Budget Scare Stories

Robert Dorst2's picture

Dean Baker is the co-director of the Center for Economic and Policy Research. He is the author of The Conservative Nanny State: How the Wealthy Use the Government to Stay Rich and Get Richer.

Budget numbers can be complicated. Politicians exploit this fact to mislead the public about their successes and their opponents’ failings. Foremost in the former category is President Bush’s effort to tout the decline in the budget deficit over the last two years as evidence of the success of his tax cuts.

While the budget deficit has fallen by almost $200 billion (or 1.4 percent of gross domestic product) in the last two years, this is a normal cyclical pattern (deficits fall when the economy recovers), not evidence of the success of Bush’s tax cuts.

Unfortunately, President Bush is not the only one trying to deceive the public about deficits. There is an entire industry of economists, budget analysts and pundits that maintains a steady drum beat about the long-term budget crisis facing the country. They have developed a whole array of tricks that they regularly employ to mislead people about both the size and the causes of the projected budget problem.

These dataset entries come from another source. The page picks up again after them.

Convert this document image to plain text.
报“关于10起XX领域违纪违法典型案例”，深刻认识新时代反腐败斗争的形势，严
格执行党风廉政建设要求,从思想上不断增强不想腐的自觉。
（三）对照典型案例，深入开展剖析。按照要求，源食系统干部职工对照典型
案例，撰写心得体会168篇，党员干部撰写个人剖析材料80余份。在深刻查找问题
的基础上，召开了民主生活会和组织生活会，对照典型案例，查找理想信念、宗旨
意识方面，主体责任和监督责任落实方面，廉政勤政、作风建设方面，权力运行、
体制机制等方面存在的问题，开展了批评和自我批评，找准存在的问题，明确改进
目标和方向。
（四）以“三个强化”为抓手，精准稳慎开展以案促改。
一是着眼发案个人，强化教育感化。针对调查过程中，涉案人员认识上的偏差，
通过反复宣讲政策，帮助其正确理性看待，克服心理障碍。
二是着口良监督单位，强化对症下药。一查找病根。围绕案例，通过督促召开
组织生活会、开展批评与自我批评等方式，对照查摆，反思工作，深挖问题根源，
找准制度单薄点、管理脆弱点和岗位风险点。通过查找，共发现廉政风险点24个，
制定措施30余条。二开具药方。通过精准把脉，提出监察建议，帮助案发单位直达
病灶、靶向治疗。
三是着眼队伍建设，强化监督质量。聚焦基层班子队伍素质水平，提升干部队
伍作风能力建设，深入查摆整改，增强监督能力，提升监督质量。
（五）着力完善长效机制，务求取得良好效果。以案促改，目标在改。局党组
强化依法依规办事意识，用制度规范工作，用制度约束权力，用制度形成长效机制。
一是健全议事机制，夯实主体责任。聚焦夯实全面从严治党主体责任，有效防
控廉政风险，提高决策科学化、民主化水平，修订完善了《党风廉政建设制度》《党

The first trick in their bag is to refer to the value of future deficits in the trillions of dollars. This is a nice trick for two reasons. First, they assume that we will leave the structure of current programs in place forever more. This is important for a program like Social Security, since naturally the costs will get higher if we never raise the retirement age even as life expectancies get up into the 90s somewhere in the 22nd century. Since none of us have any idea what Social Security, the economy or the planet will look like in the 22nd century, it is not clear what information our deficit projections for this period and future centuries gives us.

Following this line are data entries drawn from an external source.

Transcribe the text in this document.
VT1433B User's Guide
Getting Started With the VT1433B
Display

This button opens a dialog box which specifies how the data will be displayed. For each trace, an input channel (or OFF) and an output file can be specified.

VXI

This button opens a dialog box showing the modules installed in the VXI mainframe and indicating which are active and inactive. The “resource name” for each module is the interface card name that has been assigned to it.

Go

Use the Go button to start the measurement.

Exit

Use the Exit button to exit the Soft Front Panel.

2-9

The other trick is expressing the size of the deficit in trillions of dollars. Trillions of dollars are big, really big. (For those who have difficulty spelling, the scaremongers often tell listeners that they are talking about “trillions with a T.”) Of course, no one has any idea what the meaning of a multitrillion dollar shortfall over the infinite future means.

If the motive were to inform rather than to frighten, these people would refer to their projected shortfalls relative to future income. Most people can understand percentages. For example, the very scary sounding $13.4 trillion shortfall projected for Social Security over the infinite horizon can be expressed as 1.3 percent of projected GDP. In other words, these projections show that additional revenue equal to $1.30 out of every hundred dollars of future income can make Social Security fully solvent forever.

Those of us who realize that we live in a democracy, and therefore cannot impose a particular Social Security structure on all future generations, might be content to know the size of the projected shortfall over Social Security’s 75-year planning horizon. This figure is 0.7 percent (70 cents for every hundred dollars of income) according to the Social Security trustees and 0.5 percent (50 cents for every hundred dollars of income) according to the Congressional Budget Office.

These numbers probably aren’t too scary, which is why the scaremongers usually rely on the shortfalls facing “Social Security and Medicare” to convince people that we face a real problem and that its cause is the aging of the population. The projected shortfall for the two programs together is almost $80 trillion (really scary) because the projected shortfall for Medicare is more than five times as large as the projected shortfall for Social Security. Expressed as a share of GDP, the projected combined shortfall is more than 6 percent—which should strike people as a large but not impossible burden. We have increased tax revenue by this much over long periods of time in the past. And, even if we raised taxes by this amount, our tax burden would still be less than in most other wealthy countries.  

But the really important point is that this projected shortfall is being driven by a projected explosion in health care costs. The projections assume that our health care costs, which already average more than twice as much per person as in other wealthy countries, will continue to grow far more rapidly than per capita income. If the projections on health care costs prove correct, then the health care system will impose an enormous burden on the economy, even if we shut down Medicare altogether. The problem buried in these projections is the U.S. health care system, not entitlement programs that benefit the elderly. Obviously, we have to fix the U.S. health care system so that its costs do not follow this projected path.

There are many more tricks in the scaremongers’ basket, but the basic points are simple. If someone wants to seriously discuss projected budget shortfalls, they will express them relative to the size of future income. If their intent to provoke fear, they talk about “trillions of dollars.” If they want to discuss the causes of the projected shortfalls seriously, they talk about Social Security and Medicare separately. If they want to cut programs that benefit the elderly, they talk about Social Security and Medicare together.

So there you have it; a simple guide to distinguish serious budget analysts from scaremongers. Use it aggressively.